As I progressed through life with these newly-discovered wings, I became increasingly drawn to observing butterflies in nature. They have proven much more than just precious gems found amongst clouds or prize trophies for kindergarteners to catch in their nets. The butterfly has shown itself as the hidden alpha of the animal kingdom — a leader and trendsetter amongst organisms both small and large, a fearless change-maker enabling them to outsurvive the rest for the past fifty-six million years.
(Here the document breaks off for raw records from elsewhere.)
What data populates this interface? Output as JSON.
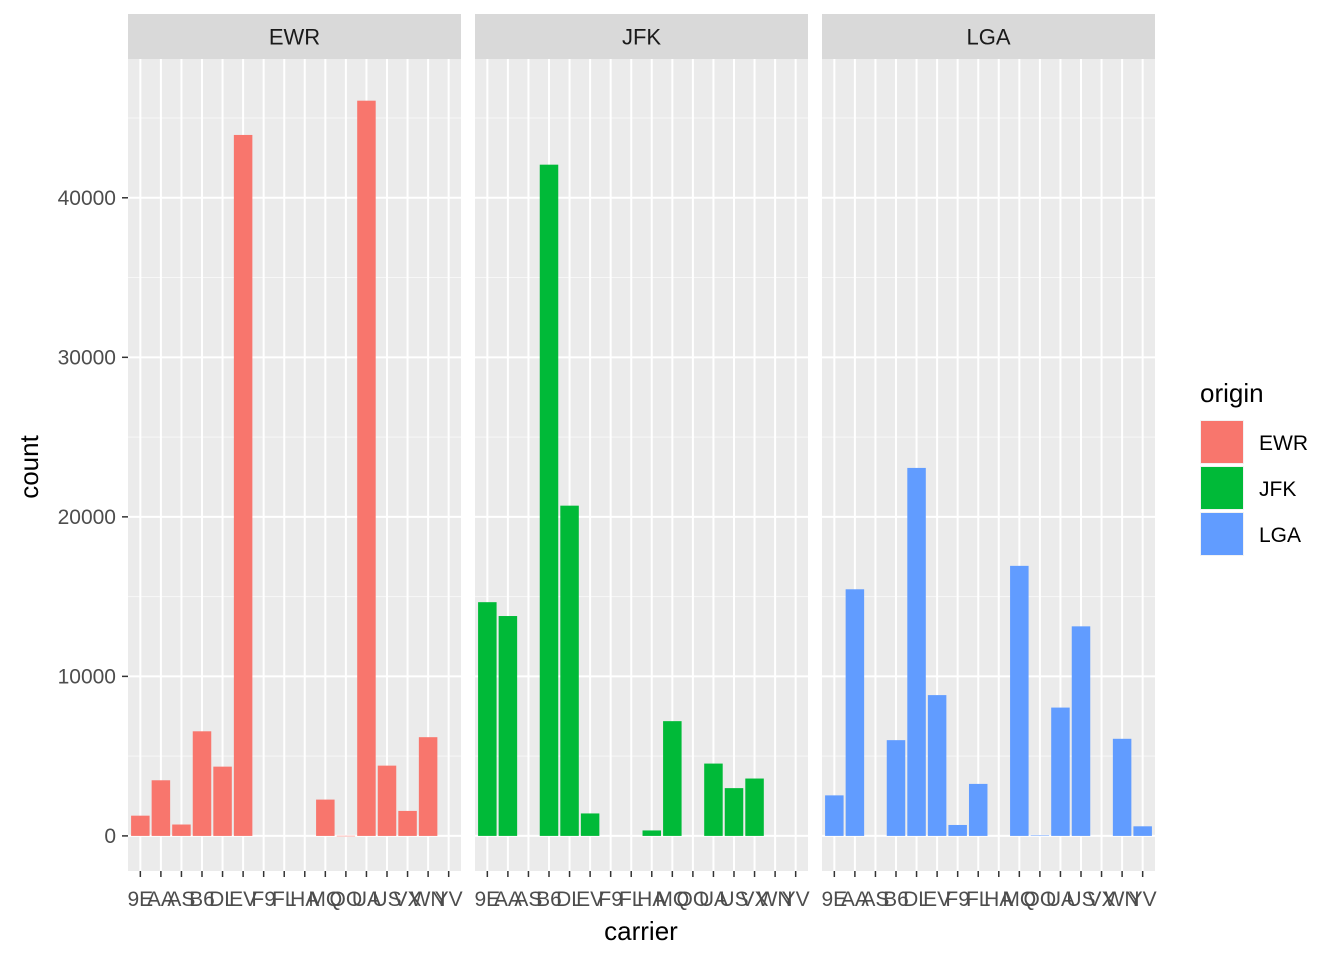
{
  "chart_data": {
    "type": "bar",
    "xlabel": "carrier",
    "ylabel": "count",
    "ylim": [
      -2200,
      48700
    ],
    "y_ticks": [
      0,
      10000,
      20000,
      30000,
      40000
    ],
    "y_tick_labels": [
      "0",
      "10000",
      "20000",
      "30000",
      "40000"
    ],
    "grid": true,
    "categories": [
      "9E",
      "AA",
      "AS",
      "B6",
      "DL",
      "EV",
      "F9",
      "FL",
      "HA",
      "MQ",
      "OO",
      "UA",
      "US",
      "VX",
      "WN",
      "YV"
    ],
    "facets": [
      {
        "name": "EWR",
        "color": "#F8766D",
        "values": [
          1268,
          3487,
          714,
          6557,
          4342,
          43939,
          0,
          0,
          0,
          2276,
          6,
          46087,
          4405,
          1566,
          6188,
          0
        ]
      },
      {
        "name": "JFK",
        "color": "#00BA38",
        "values": [
          14651,
          13783,
          0,
          42076,
          20701,
          1408,
          0,
          0,
          342,
          7193,
          0,
          4534,
          2995,
          3596,
          0,
          0
        ]
      },
      {
        "name": "LGA",
        "color": "#619CFF",
        "values": [
          2541,
          15459,
          0,
          6002,
          23067,
          8826,
          685,
          3260,
          0,
          16928,
          26,
          8044,
          13136,
          0,
          6087,
          601
        ]
      }
    ],
    "legend": {
      "title": "origin",
      "position": "right",
      "entries": [
        {
          "label": "EWR",
          "color": "#F8766D"
        },
        {
          "label": "JFK",
          "color": "#00BA38"
        },
        {
          "label": "LGA",
          "color": "#619CFF"
        }
      ]
    }
  }
}
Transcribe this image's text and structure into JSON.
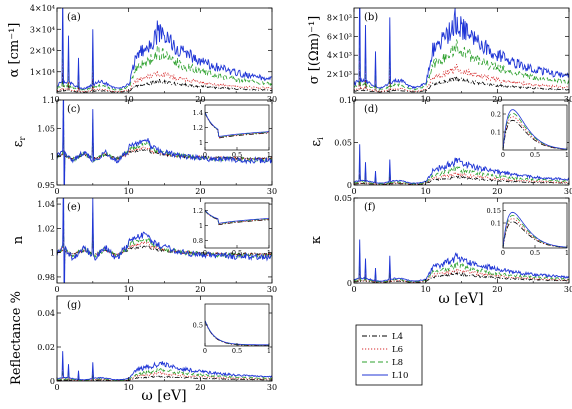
{
  "legend": {
    "entries": [
      {
        "label": "L4",
        "color": "#000000",
        "dash": "5,2,1,2"
      },
      {
        "label": "L6",
        "color": "#d62728",
        "dash": "1.2,1.8"
      },
      {
        "label": "L8",
        "color": "#2ca02c",
        "dash": "5,3"
      },
      {
        "label": "L10",
        "color": "#2036d6",
        "dash": ""
      }
    ]
  },
  "chart_data": [
    {
      "id": "a",
      "type": "line",
      "panel_label": "(a)",
      "ylabel": "α [cm⁻¹]",
      "xlabel": "",
      "xlim": [
        0,
        30
      ],
      "ylim": [
        0,
        40000
      ],
      "xticks": [
        "0",
        "10",
        "20",
        "30"
      ],
      "yticks": [
        {
          "v": 10000,
          "t": "1×10⁴"
        },
        {
          "v": 20000,
          "t": "2×10⁴"
        },
        {
          "v": 30000,
          "t": "3×10⁴"
        },
        {
          "v": 40000,
          "t": "4×10⁴"
        }
      ],
      "series_shape": "absorption",
      "peak_values": {
        "L4": 6000,
        "L6": 10000,
        "L8": 20000,
        "L10": 30000
      }
    },
    {
      "id": "b",
      "type": "line",
      "panel_label": "(b)",
      "ylabel": "σ [(Ωm)⁻¹]",
      "xlabel": "",
      "xlim": [
        0,
        30
      ],
      "ylim": [
        0,
        9000
      ],
      "xticks": [
        "0",
        "10",
        "20",
        "30"
      ],
      "yticks": [
        {
          "v": 2000,
          "t": "2×10³"
        },
        {
          "v": 4000,
          "t": "4×10³"
        },
        {
          "v": 6000,
          "t": "6×10³"
        },
        {
          "v": 8000,
          "t": "8×10³"
        }
      ],
      "series_shape": "absorption",
      "peak_values": {
        "L4": 1600,
        "L6": 2800,
        "L8": 5200,
        "L10": 8000
      }
    },
    {
      "id": "c",
      "type": "line",
      "panel_label": "(c)",
      "ylabel": "ε_r",
      "xlabel": "",
      "xlim": [
        0,
        30
      ],
      "ylim": [
        0.95,
        1.1
      ],
      "xticks": [
        "0",
        "10",
        "20",
        "30"
      ],
      "yticks": [
        {
          "v": 0.95,
          "t": "0.95"
        },
        {
          "v": 1.0,
          "t": "1"
        },
        {
          "v": 1.05,
          "t": "1.05"
        },
        {
          "v": 1.1,
          "t": "1.1"
        }
      ],
      "series_shape": "real",
      "baseline": 1.0,
      "bump_values": {
        "L4": 1.012,
        "L6": 1.016,
        "L8": 1.022,
        "L10": 1.028
      },
      "inset": {
        "xlim": [
          0,
          1
        ],
        "ylim": [
          0.9,
          1.5
        ],
        "xticks": [
          "0",
          "0.5",
          "1"
        ],
        "yticks": [
          {
            "v": 1.0,
            "t": "1"
          },
          {
            "v": 1.2,
            "t": "1.2"
          },
          {
            "v": 1.4,
            "t": "1.4"
          }
        ],
        "shape": "decay",
        "start": 1.4,
        "end": 1.1
      }
    },
    {
      "id": "d",
      "type": "line",
      "panel_label": "(d)",
      "ylabel": "ε_i",
      "xlabel": "",
      "xlim": [
        0,
        30
      ],
      "ylim": [
        0,
        0.1
      ],
      "xticks": [
        "0",
        "10",
        "20",
        "30"
      ],
      "yticks": [
        {
          "v": 0,
          "t": "0"
        },
        {
          "v": 0.05,
          "t": "0.05"
        },
        {
          "v": 0.1,
          "t": "0.1"
        }
      ],
      "series_shape": "absorption",
      "peak_values": {
        "L4": 0.01,
        "L6": 0.014,
        "L8": 0.02,
        "L10": 0.03
      },
      "inset": {
        "xlim": [
          0,
          1
        ],
        "ylim": [
          0,
          0.25
        ],
        "xticks": [
          "0",
          "0.5",
          "1"
        ],
        "yticks": [
          {
            "v": 0.1,
            "t": "0.1"
          },
          {
            "v": 0.2,
            "t": "0.2"
          }
        ],
        "shape": "peak",
        "peak": 0.22,
        "peak_x": 0.15
      }
    },
    {
      "id": "e",
      "type": "line",
      "panel_label": "(e)",
      "ylabel": "n",
      "xlabel": "",
      "xlim": [
        0,
        30
      ],
      "ylim": [
        0.975,
        1.045
      ],
      "xticks": [
        "0",
        "10",
        "20",
        "30"
      ],
      "yticks": [
        {
          "v": 0.98,
          "t": "0.98"
        },
        {
          "v": 1.0,
          "t": "1"
        },
        {
          "v": 1.02,
          "t": "1.02"
        },
        {
          "v": 1.04,
          "t": "1.04"
        }
      ],
      "series_shape": "real",
      "baseline": 1.0,
      "bump_values": {
        "L4": 1.005,
        "L6": 1.008,
        "L8": 1.011,
        "L10": 1.015
      },
      "inset": {
        "xlim": [
          0,
          1
        ],
        "ylim": [
          0.7,
          1.3
        ],
        "xticks": [
          "0",
          "0.5",
          "1"
        ],
        "yticks": [
          {
            "v": 0.8,
            "t": "0.8"
          },
          {
            "v": 1.0,
            "t": "1"
          },
          {
            "v": 1.2,
            "t": "1.2"
          }
        ],
        "shape": "decay",
        "start": 1.2,
        "end": 1.05
      }
    },
    {
      "id": "f",
      "type": "line",
      "panel_label": "(f)",
      "ylabel": "κ",
      "xlabel": "",
      "xlim": [
        0,
        30
      ],
      "ylim": [
        0,
        0.05
      ],
      "xticks": [
        "0",
        "10",
        "20",
        "30"
      ],
      "yticks": [
        {
          "v": 0,
          "t": "0"
        },
        {
          "v": 0.05,
          "t": "0.05"
        }
      ],
      "series_shape": "absorption",
      "peak_values": {
        "L4": 0.006,
        "L6": 0.008,
        "L8": 0.011,
        "L10": 0.016
      },
      "inset": {
        "xlim": [
          0,
          1
        ],
        "ylim": [
          0,
          0.18
        ],
        "xticks": [
          "0",
          "0.5",
          "1"
        ],
        "yticks": [
          {
            "v": 0.1,
            "t": "0.1"
          },
          {
            "v": 0.15,
            "t": "0.15"
          }
        ],
        "shape": "peak",
        "peak": 0.14,
        "peak_x": 0.15
      }
    },
    {
      "id": "g",
      "type": "line",
      "panel_label": "(g)",
      "ylabel": "Reflectance %",
      "xlabel": "ω [eV]",
      "xlim": [
        0,
        30
      ],
      "ylim": [
        0,
        0.05
      ],
      "xticks": [
        "0",
        "10",
        "20",
        "30"
      ],
      "yticks": [
        {
          "v": 0,
          "t": "0"
        },
        {
          "v": 0.02,
          "t": "0.02"
        },
        {
          "v": 0.04,
          "t": "0.04"
        }
      ],
      "series_shape": "absorption",
      "peak_values": {
        "L4": 0.003,
        "L6": 0.005,
        "L8": 0.007,
        "L10": 0.011
      },
      "inset": {
        "xlim": [
          0,
          1
        ],
        "ylim": [
          0,
          1
        ],
        "xticks": [
          "0",
          "0.5",
          "1"
        ],
        "yticks": [
          {
            "v": 0.5,
            "t": "0.5"
          }
        ],
        "shape": "decay",
        "start": 0.6,
        "end": 0.02
      }
    }
  ],
  "bottom_xlabels": {
    "left": "ω [eV]",
    "right": "ω [eV]"
  }
}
With the wings and strength of the butterfly latched to my shoulders, I proudly embraced the challenge posed by this delicate yet powerful creature — to be a leader and a change-maker. Recognizing many social injustices in my community, I was inspired by the butterfly to become a voice of change. Driven by the butterfly’s creativity, I developed a social justice discussion program to take place at my high school, and became a local leader and fighter against corrupt politics in the 2020 election cycle. Bloo reminds me that time moves quickly and I must never settle nor lose focus in the crusade for justice. I hope to use this fragile time to advocate for equality in medicine, combining my passion for science with advocacy to leave a lasting legacy.

Today, the lessons taught by the butterfly are never far from my mind, whether I'm sitting in my English classroom discussing Beowulf, dreading the prospect of my upcoming integral exam, or even studying Darwin in Biology.

All these years later, as I ponder my defining characteristics and core values, I recognize that it is my time to become the butterfly — to embody Darwin’s words and face life with the courage to create change as I break free from my cocoon and enter the long-awaited adult world.

Professional Review by HS2 Academy

This piece is quite touching, as it deftly crafts a delicate and nuanced picture of Sean’s lifelong connection with the butterfly. It is playful (“my new friend Bloo”) while also profoundly introspective. It starts out effectively with a thought-provoking hook. After all, how many people would think to envy a butterfly? But the essay quickly picks up pace and shows how the butterfly truly is a perfect symbol for Sean’s own metamorphosis into a true leader and agent of change.

The essay works on so many levels because it utilizes an extended metaphor that aptly describes many parallels with Sean's life.

The essay works on so many levels because it utilizes an extended metaphor that aptly describes many parallels with Sean’s life. Oftentimes, many college essays utilize figurative language, but the connection with the narrative of that student’s life tends to be rather superficial. The idea of a butterfly emerging from a cocoon may seem a bit cliche as an image of a student’s transformation, but Sean’s essay goes deeper, in part because of a parallel with Sean’s own struggles with their queer identity. Phrases like using his wings to “glide far above the dainty and fragile stereotypes placed on him by society” powerfully capture Sean’s own journey from an insecure child to an advocate for social justice and equality in medicine.

We learn that Sean has truly found inspiration in the butterfly, rising above struggles with self-identity to become a principled leader with a genuine desire to fight injustice. The qualities Sean demonstrates—determination over adversity, passion for equality and justice—would be a welcome addition to any college community.